La troisième pièce au programme est la plus récente, et bien que rien ne le signale, on peut se demander s’il ne s’agit pas d’une première au disque. Même s’ils n’étaient pas les premiers à enregistrer Under Alter’d Skies, James Gilchrist et Anna Tilbrook en ont assuré la toute première interprétation, en novembre 2017 au Wigmore Hall. Ce cycle avait été commandé par la salle de concert londonienne au compositeur britannique Jonathan Dove, qui a fêté l’an dernier ses 60 ans, quelques mois avant la création à Bonn de son dernier opéra, Marx in London. De Dove, le public français connaît surtout Le Monstre du labyrinthe, opéra participatif donné dans plusieurs villes de France, mais c’est d’abord avec l’opéra Flight (Glyndebourne 1998) que Jonathan Dove a pu accéder à une célébrité internationale. Under Alter’d Skies réunit sept extraits d’In Memoriam (1850), cette centaine de fragments poétiques rassemblés pendant une vingtaine d’années par Alfred Tennyson qui y exhala sa douleur d’avoir perdu son meilleur ami, Arthur Hallam, fauché dans la fleur de l’âge. Pour dépeindre la solitude de celui qui se dit « veuf » de son meilleur ami, Dove fait le choix de la simplicité, loin de toute grandiloquence victorienne, avec une mise en musique qui colle au texte au sens où elle respecte le débit parlé, sur une tessiture limitée, et s’autorise très rarement à développer davantage un mot par des mélismes illustratifs, par exemple, cependant que le piano multiplie les volutes proches des minimalistes américains ou opte lui aussi pour un dépouillement. Par son refus de tout effet intempestif, et par le naturel de son interprétation, ce recueil peut toucher l’auditeur.

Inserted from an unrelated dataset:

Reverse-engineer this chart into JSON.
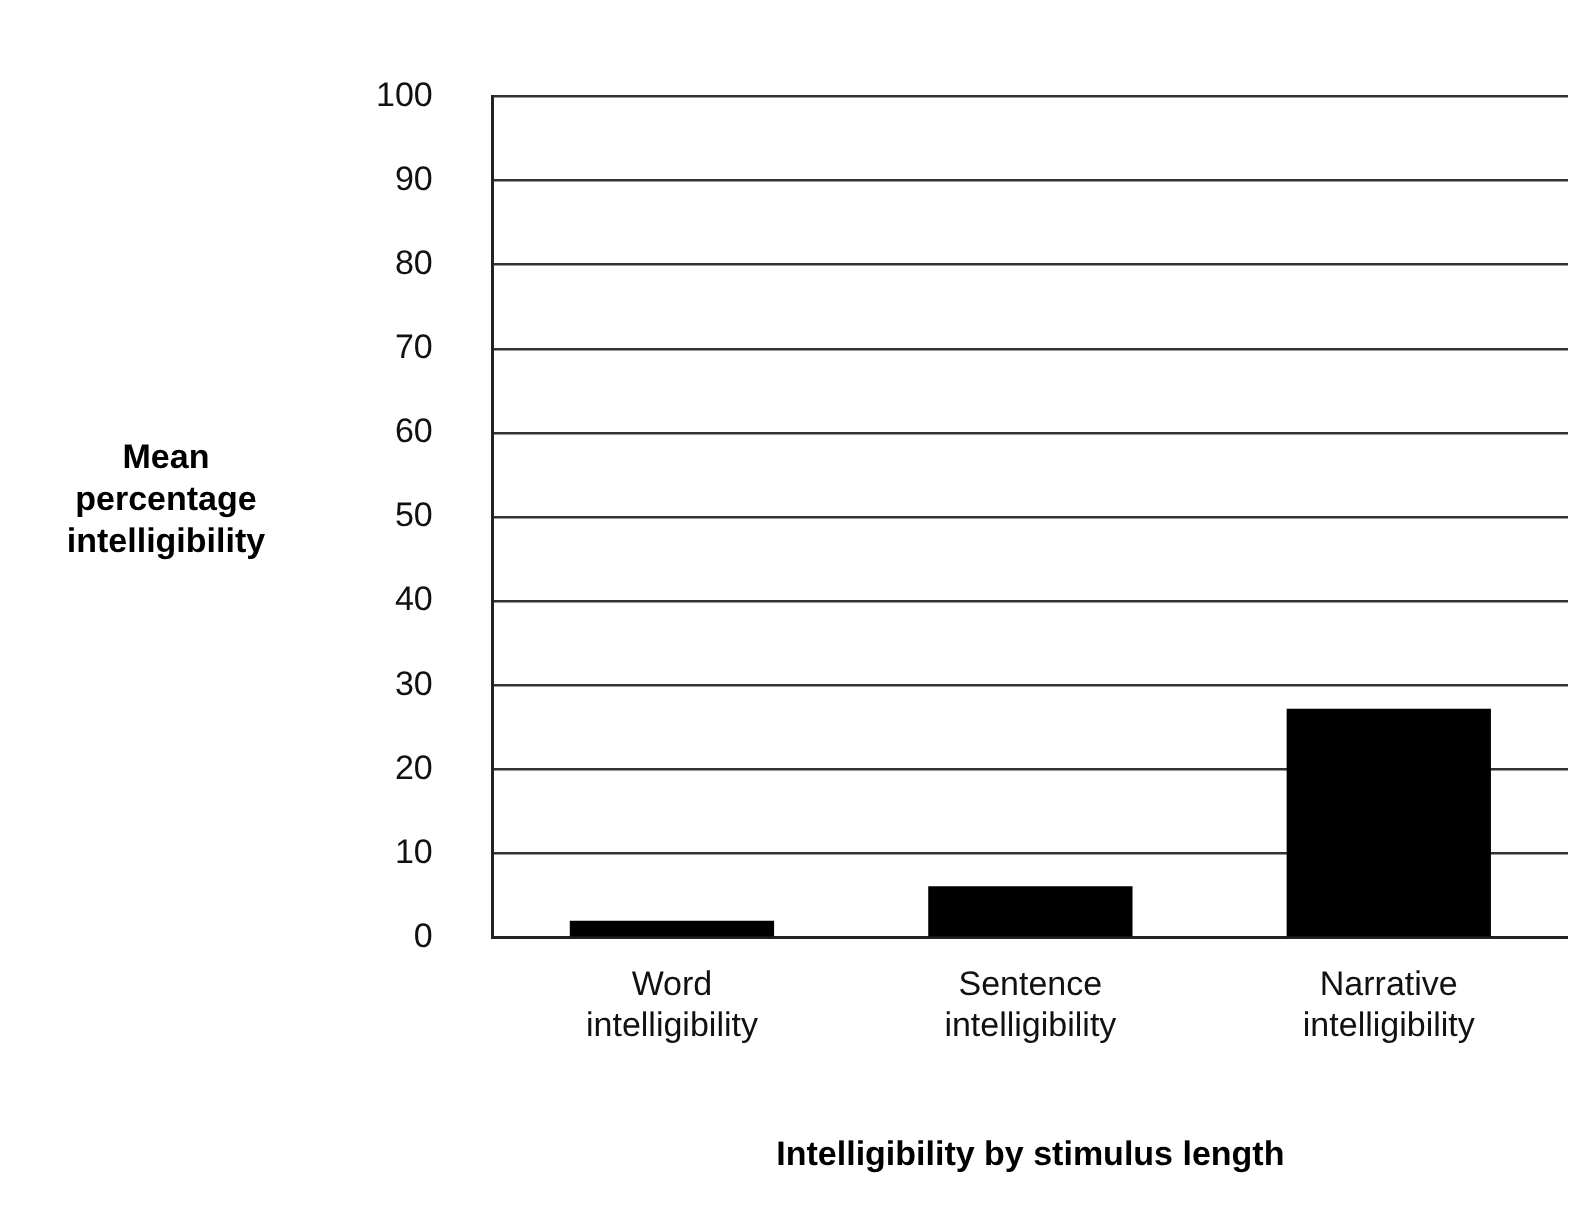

On remonte doublement dans le temps avec la dernière œuvre, puisque les Hermit Songs de Samuel Barber datent de 1953 et utilisent des textes datant du Moyen Age mis en anglais moderne par divers poètes (dont W.H. Auden). Conçues pour Leontyne Price qui les créa et les enregistra avec le compositeur au piano (deux versions sous le label RCA, l’une en live, l’autre en studio), ces mélodies changent bien sûr complètement de physionomie dès lors qu’elles sont confiées à une voix de ténor. Malgré l’éloge final de la solitude, la notion d’érémitisme est ici toute relative, puisqu’il s’agit de notes marginales dues à des moines qui vivaient certes loin du monde, mais en communauté. L’inspiration de ces dix textes est assez hétéroclite, tantôt ouvertement sacrée, lorsque l’auteur (le plus souvent anonyme) s’adresse au Christ, tantôt étonnamment profane, comme pour l’éloge du chat blanc Pangur ou l’allusion licencieuse au bel Edan qui ne dormira pas seul dans son lit la nuit prochaine. Au sein d’un ensemble qui s’étend sur une vingtaine de minutes (comme Die Einsamkeit et Under Alter’d Skies), la durée de chaque mélodie est également très variable, de 45 secondes pour la plus courte à 4 minutes pour la plus longue. Là encore, James Gilchrist sait trouver le ton juste pour ces différentes vignettes, qui nous rappellent combien Barber est supérieur à son compagnon Menotti et comme il sut creuser un sillon personnel, entre un passéisme trop facile et une modernité trop ardue.